Your energy levels will always remain the same every round, unless there’s some zone interference, so the risk vs reward of a behemoth card doesn’t always pay off. Take the Devil Dinosaur card, a 5-cost card that gives you a base power of three. The attached effect will give you +2 Power for each card in your hand, meaning you can gain a good amount of power for a lower cost. This choice also gives you the breathing room of being able to take another turn to solidify your win. 

Another great example of a lower-cost card with a powerful effect is Elektra who, while only adding one power, destroys a random enemy 1-cost card at the location when revealed. Early incremental wins like this can psych out your opponent and help to set up a win. 

The art of the snap

Snapping is as much about believing in yourself as it is about winning, but it can also be a great way to mess with your competitor. If you go in confident on round one and have built up a strong deck, an early snap—accessible by clicking the cube above the game board—boosts the rewards earned or lost in the match-up and warns the other player that you’re not messing around. Even though I’ve been on the receiving end of hundreds of early snaps, I still get a pang of fear when it happens. 

This method can surely lead to crushing defeats, but when it comes to Marvel Snap, if there's no risk, there is no reward. A safer option is to get to the final round and deliver a confident ‘Gotcha!' snap. This can be a good way to get comfortable with it if you can see you have a pretty clear win ahead of you. 

Something else to consider while snapping is that the cards players receive as they progress in Marvel Snap are dealt randomly. This means your competitor may be as new as you are but playing with completely unseen cards. But don't fret—if you have built your deck with a solid theme, it should be robust enough to weather the storm.

Winning a few rounds with bold early snaps will also lead to some hefty rank rewards that are well worth fighting the fear for, so give it a go.

Lose to win

Finally, the most frustrating lesson of all is to fight your own hubris. There comes a point when you will be using all of your knowledge and smashing in wins left, right and centre. It can feel amazing… until one player rinses you with a card combo you could never have predicted. For me, this was a turning point.
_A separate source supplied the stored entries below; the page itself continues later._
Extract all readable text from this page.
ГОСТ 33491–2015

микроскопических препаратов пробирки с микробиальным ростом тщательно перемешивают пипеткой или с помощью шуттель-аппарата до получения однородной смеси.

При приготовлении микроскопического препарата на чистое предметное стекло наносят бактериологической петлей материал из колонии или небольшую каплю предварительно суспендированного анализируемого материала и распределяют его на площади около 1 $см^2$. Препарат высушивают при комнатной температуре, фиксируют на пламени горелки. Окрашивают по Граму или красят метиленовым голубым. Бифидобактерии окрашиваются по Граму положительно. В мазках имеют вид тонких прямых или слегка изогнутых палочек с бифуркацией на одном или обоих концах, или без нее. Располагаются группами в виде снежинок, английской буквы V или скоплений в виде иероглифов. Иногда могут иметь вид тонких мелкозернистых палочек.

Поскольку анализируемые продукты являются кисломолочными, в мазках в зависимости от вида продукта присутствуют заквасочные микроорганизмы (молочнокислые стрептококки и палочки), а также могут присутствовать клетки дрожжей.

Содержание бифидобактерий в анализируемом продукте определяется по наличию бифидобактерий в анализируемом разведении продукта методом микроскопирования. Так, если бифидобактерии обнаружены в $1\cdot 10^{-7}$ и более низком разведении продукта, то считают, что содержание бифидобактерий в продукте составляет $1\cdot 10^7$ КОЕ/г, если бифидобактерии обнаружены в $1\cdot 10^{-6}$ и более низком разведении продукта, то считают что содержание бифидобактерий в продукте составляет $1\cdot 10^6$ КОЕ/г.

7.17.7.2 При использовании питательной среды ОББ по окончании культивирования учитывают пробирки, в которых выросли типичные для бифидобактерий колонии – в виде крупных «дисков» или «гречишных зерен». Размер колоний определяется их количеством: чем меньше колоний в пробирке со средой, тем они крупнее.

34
Be molded by the darkness!

You will not have every card when you start, so there is no perfect deck early on. There will always be surprises along the way that pick apart your strategy, making you rethink your whole deck. Instead of burning it all to the ground as I did, study the new cards that brought your demise and revise their effects. The best offense is a good defense, and by losing, you can see new approaches and cards to use in your own games. At the very least, you always get a booster.